Objective: To investigate the key point technique with 16S rRNA gene sequence for identifying the pathogens in clinical specimens, and to evaluate the feasibility and practicability as a routine tool for determining pathogens in clinical laboratory.
Methods: 117 clinical specimens from different sources underwent morphological examination, bacterium culture, and 16S rRNA gene PCR and sequencing. Two parts of 16S rRNA gene (BSF8-BSR534 and BAK11w-BAK2) were amplified by PCR, the products of PCR were purified by gel isolation, sequencing was conducted for the fragments, and then the sequence was put in GenBank BLAST to compare with data-base in NCBI. If the similarity of different original sequences was more than 99%, the bacterium could be considered as the homogeneous species. The sensitivity and specificity for pathogens identification were compared among different methods.

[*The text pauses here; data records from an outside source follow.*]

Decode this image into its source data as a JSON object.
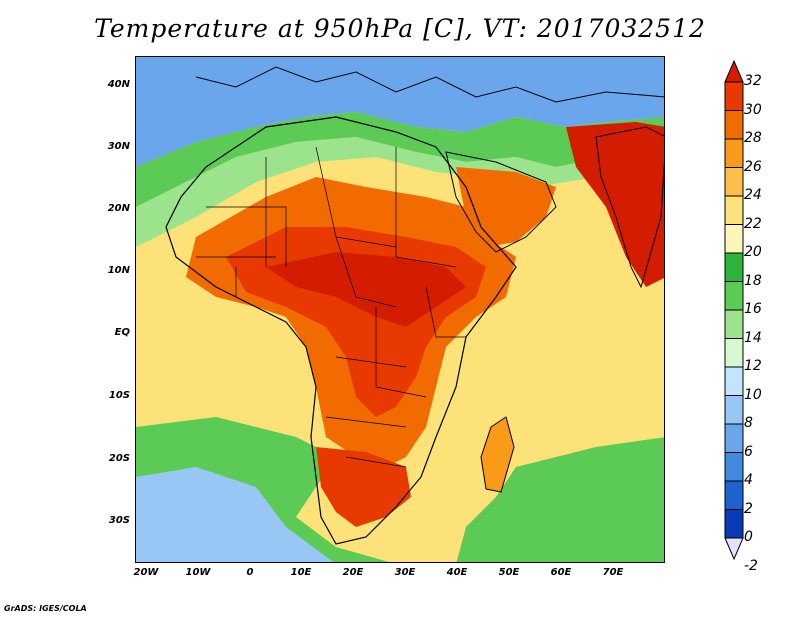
{
  "title": "Temperature at 950hPa [C], VT: 2017032512",
  "credit": "GrADS: IGES/COLA",
  "chart_data": {
    "type": "heatmap",
    "title": "Temperature at 950hPa [C], VT: 2017032512",
    "lon_range": [
      -22,
      80
    ],
    "lat_range": [
      -37,
      45
    ],
    "x_ticks": [
      {
        "label": "20W",
        "lon": -20
      },
      {
        "label": "10W",
        "lon": -10
      },
      {
        "label": "0",
        "lon": 0
      },
      {
        "label": "10E",
        "lon": 10
      },
      {
        "label": "20E",
        "lon": 20
      },
      {
        "label": "30E",
        "lon": 30
      },
      {
        "label": "40E",
        "lon": 40
      },
      {
        "label": "50E",
        "lon": 50
      },
      {
        "label": "60E",
        "lon": 60
      },
      {
        "label": "70E",
        "lon": 70
      }
    ],
    "y_ticks": [
      {
        "label": "40N",
        "lat": 40
      },
      {
        "label": "30N",
        "lat": 30
      },
      {
        "label": "20N",
        "lat": 20
      },
      {
        "label": "10N",
        "lat": 10
      },
      {
        "label": "EQ",
        "lat": 0
      },
      {
        "label": "10S",
        "lat": -10
      },
      {
        "label": "20S",
        "lat": -20
      },
      {
        "label": "30S",
        "lat": -30
      }
    ],
    "colorbar": {
      "labels": [
        "32",
        "30",
        "28",
        "26",
        "24",
        "22",
        "20",
        "18",
        "16",
        "14",
        "12",
        "10",
        "8",
        "6",
        "4",
        "2",
        "0",
        "-2"
      ],
      "colors": [
        "#d41c00",
        "#e83a00",
        "#f26b00",
        "#f99a1a",
        "#fcc04a",
        "#fde27a",
        "#fdf6b8",
        "#2fb43b",
        "#5ccb55",
        "#9be38c",
        "#d6f7cf",
        "#c2e4ff",
        "#98c6f5",
        "#6aa6ec",
        "#4489e0",
        "#1e62d0",
        "#0a3ab6",
        "#04146e"
      ]
    }
  }
}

Results: The positive rates of bacterium culture and PCR test were 49% (57/117) and 72% (84/117) respectively. 7 bacteria could be classified as the pathogens from the 60 cases negative by culture methods. The positive rate of direct smearing was 64% (75/117); similar to that of the PCR consequence, and the combination of both methods could provide inferential reports. The 16S rRNA gene was perfect relativity with bacterial evolution and phylogenesis, and it could be classified species by the sequencing. The first pair of primer of the 16S rRNA gene (amplification area: BSF8-BSR534) was suitable for the Gram positive bacterium, and second pair of primer (amplification area: BAK11w-BAK2) was suitable for the common pathogens in the clinical specimens.
Conclusion: By improving the extract DNA method, selecting suitable primer, developing the gene amplification and sequencing procedure, direct 16S rRNA gene sequencing can identify the pathogens from clinical specimens.